Technical IT service provider support should be used to install and configure appropriate network perimeter controls. Other, more complex controls may include technical solutions such as the use of hidden network addressing. Further, external technical support should be used for regular system and network maintenance and monitoring.

9.10 Wireless networks

Remote access to your practice computer system includes wireless networks and increases the convenience of access to practice information. However, it also requires additional security measures so that eavesdroppers cannot gain unauthorised entry to your computer system. There is increasing use of Wi-Fi (or Bluetooth) enabled laptops and other handheld devices (e.g. for home and aged care visits), and you should obtain technical advice on how best to keep the equipment and information they hold secure. Wi-Fi devices must have encryption set up to ensure the confidentiality of information. Care should be taken when using devices in public places to avoid information being sighted, as well as when connecting via open or unsecured public networks.

Wireless networks (remote access systems) must be configured securely by a technical service provider expert and should include:

  • encrypting the data transfer using WPA2 (Wi-Fi protected access 2) or stronger encryption standards to avoid information exposure
  • limiting the power of the router’s radio (Wi-Fi) signal so that it does not extend past the walls of the practice (known as the wireless footprint)
  • disabling network broadcasting to reduce the risk of devices on the network announcing themselves to other devices on the network
  • enabling media access control (MAC) address filtering to restrict unauthorised devices from connecting to the wireless network.
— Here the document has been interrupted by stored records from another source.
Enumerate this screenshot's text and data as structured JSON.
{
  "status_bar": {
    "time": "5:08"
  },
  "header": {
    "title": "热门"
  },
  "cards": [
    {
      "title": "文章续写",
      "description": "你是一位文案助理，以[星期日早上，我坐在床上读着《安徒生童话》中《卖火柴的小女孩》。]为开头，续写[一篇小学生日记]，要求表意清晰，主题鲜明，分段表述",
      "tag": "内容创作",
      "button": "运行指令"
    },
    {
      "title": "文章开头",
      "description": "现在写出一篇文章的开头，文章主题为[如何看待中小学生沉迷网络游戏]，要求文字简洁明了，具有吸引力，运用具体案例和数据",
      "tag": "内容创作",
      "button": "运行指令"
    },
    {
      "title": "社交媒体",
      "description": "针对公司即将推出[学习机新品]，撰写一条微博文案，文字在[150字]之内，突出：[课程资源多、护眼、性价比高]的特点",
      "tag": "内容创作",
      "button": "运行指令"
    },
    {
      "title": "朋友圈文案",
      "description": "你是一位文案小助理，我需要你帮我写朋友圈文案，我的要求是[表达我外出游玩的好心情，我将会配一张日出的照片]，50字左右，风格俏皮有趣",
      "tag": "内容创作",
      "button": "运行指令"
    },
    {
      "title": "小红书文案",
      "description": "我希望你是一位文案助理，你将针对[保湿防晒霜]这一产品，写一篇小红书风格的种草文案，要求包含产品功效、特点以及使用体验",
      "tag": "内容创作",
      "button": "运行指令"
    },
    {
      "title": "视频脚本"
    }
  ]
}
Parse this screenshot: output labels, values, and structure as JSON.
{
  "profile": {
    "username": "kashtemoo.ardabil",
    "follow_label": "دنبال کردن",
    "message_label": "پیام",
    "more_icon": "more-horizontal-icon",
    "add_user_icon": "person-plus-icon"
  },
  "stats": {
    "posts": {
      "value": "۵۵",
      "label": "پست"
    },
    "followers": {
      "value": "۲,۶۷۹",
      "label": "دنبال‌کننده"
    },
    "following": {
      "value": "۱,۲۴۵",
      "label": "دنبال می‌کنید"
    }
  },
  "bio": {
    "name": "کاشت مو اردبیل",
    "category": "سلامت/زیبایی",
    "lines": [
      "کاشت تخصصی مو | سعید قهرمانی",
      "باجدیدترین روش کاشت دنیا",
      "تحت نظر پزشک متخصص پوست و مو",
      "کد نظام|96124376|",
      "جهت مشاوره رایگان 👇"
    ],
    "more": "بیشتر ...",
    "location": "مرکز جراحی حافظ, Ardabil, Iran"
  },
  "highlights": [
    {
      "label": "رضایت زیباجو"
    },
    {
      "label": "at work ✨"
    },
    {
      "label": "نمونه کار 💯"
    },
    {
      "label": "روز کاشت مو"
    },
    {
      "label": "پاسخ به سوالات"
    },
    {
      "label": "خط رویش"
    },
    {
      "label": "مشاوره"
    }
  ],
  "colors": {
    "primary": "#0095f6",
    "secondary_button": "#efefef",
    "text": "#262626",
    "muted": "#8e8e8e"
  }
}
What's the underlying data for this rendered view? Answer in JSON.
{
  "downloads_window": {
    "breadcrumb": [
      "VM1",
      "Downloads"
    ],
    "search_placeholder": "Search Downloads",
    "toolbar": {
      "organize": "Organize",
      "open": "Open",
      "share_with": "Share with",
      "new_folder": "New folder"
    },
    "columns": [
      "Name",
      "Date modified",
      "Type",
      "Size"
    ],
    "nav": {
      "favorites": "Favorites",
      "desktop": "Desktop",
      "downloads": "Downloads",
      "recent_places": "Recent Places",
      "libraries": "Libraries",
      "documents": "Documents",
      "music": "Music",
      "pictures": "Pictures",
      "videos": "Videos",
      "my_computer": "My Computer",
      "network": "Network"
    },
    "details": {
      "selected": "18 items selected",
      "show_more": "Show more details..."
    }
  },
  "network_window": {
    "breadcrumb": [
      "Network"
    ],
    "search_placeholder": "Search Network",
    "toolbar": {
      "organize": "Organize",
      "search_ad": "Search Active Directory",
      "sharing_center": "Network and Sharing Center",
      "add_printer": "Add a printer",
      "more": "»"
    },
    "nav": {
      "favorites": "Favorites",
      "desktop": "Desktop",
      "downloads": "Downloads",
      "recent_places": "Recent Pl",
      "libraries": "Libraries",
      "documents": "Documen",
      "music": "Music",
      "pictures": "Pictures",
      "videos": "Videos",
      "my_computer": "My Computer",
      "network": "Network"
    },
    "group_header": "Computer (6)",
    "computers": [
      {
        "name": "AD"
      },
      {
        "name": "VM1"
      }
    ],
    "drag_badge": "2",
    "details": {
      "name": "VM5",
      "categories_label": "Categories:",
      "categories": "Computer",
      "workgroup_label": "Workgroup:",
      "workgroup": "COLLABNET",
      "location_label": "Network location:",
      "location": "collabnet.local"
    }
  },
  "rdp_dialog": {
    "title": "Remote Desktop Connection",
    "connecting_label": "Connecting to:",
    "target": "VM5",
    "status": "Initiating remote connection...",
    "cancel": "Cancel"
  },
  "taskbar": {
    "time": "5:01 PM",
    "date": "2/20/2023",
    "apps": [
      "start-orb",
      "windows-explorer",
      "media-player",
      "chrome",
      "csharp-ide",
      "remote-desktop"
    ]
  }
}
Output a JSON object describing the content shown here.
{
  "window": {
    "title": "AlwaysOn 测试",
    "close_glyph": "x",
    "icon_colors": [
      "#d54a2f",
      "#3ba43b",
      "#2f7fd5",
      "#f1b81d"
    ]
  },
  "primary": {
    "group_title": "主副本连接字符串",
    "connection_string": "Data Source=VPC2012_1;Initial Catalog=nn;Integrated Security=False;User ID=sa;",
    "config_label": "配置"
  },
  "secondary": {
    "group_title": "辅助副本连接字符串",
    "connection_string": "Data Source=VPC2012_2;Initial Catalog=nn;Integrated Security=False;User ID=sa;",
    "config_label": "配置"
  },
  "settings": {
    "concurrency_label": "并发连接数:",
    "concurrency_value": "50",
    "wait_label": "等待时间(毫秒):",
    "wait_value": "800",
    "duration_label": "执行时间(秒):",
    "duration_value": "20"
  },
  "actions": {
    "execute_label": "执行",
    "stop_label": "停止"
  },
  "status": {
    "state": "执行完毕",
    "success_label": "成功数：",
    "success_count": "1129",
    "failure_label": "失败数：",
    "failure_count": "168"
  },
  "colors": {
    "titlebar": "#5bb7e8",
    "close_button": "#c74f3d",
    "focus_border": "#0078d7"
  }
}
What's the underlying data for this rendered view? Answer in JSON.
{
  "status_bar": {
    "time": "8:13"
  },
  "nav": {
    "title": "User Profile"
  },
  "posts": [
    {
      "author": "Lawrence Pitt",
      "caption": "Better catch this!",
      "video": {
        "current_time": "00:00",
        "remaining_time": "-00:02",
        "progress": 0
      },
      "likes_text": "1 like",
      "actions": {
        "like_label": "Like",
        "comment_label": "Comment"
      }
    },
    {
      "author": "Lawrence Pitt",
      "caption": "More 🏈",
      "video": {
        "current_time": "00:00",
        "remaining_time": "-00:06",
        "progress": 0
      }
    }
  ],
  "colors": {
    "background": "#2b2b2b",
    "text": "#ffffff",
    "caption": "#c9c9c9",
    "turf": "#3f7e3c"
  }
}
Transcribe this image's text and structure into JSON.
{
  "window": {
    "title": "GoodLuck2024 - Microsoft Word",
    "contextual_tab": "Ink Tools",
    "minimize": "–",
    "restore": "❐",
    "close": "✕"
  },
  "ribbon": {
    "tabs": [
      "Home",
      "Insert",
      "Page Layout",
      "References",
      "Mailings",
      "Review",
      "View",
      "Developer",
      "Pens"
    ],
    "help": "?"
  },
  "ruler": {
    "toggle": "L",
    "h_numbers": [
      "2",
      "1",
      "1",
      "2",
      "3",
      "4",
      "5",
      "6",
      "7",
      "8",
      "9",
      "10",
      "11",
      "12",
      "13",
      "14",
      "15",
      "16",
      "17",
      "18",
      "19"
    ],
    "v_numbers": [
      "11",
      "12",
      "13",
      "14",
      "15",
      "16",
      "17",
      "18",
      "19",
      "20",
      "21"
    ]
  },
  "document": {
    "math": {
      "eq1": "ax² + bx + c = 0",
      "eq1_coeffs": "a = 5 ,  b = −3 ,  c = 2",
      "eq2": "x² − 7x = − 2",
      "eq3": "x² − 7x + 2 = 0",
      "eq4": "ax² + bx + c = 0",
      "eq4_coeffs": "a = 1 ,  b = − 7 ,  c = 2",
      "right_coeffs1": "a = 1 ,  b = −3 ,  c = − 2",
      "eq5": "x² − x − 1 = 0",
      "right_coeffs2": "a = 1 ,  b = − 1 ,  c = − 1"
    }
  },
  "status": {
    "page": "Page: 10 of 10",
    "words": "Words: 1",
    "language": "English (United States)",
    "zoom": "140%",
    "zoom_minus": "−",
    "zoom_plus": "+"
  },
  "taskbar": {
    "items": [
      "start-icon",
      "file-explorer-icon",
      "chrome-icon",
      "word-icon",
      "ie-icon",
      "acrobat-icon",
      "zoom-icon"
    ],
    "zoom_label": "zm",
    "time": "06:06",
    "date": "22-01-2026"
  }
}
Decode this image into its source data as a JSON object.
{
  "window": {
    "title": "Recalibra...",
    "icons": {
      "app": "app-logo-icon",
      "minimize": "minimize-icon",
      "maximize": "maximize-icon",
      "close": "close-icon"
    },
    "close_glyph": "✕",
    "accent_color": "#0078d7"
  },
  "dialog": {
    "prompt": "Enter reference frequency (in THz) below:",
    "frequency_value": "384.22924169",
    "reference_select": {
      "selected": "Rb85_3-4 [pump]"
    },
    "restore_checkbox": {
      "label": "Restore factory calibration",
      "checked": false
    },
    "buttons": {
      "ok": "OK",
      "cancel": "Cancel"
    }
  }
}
A MAC address is unique to a specific computer or device
  • changing the service set identifier (SSID) or the public name of the wireless network to something unique that does not identify the brand of device used or the business name
  • using password authentication for all wireless connections to the network, such as wireless printers and mobile devices
  • considering using a smart card, USB token or software token authentication
  • implementing a wireless intrusion prevention system (WIPS) or a wireless intrusion detection system (WIDS) for maximum protection. A WIPS and WIDS monitors for the presence of unauthorised wireless access points. A WIPS can take action to prevent intrusion using any detected unauthorised access points, while a WIDS notifies the computer system administrator.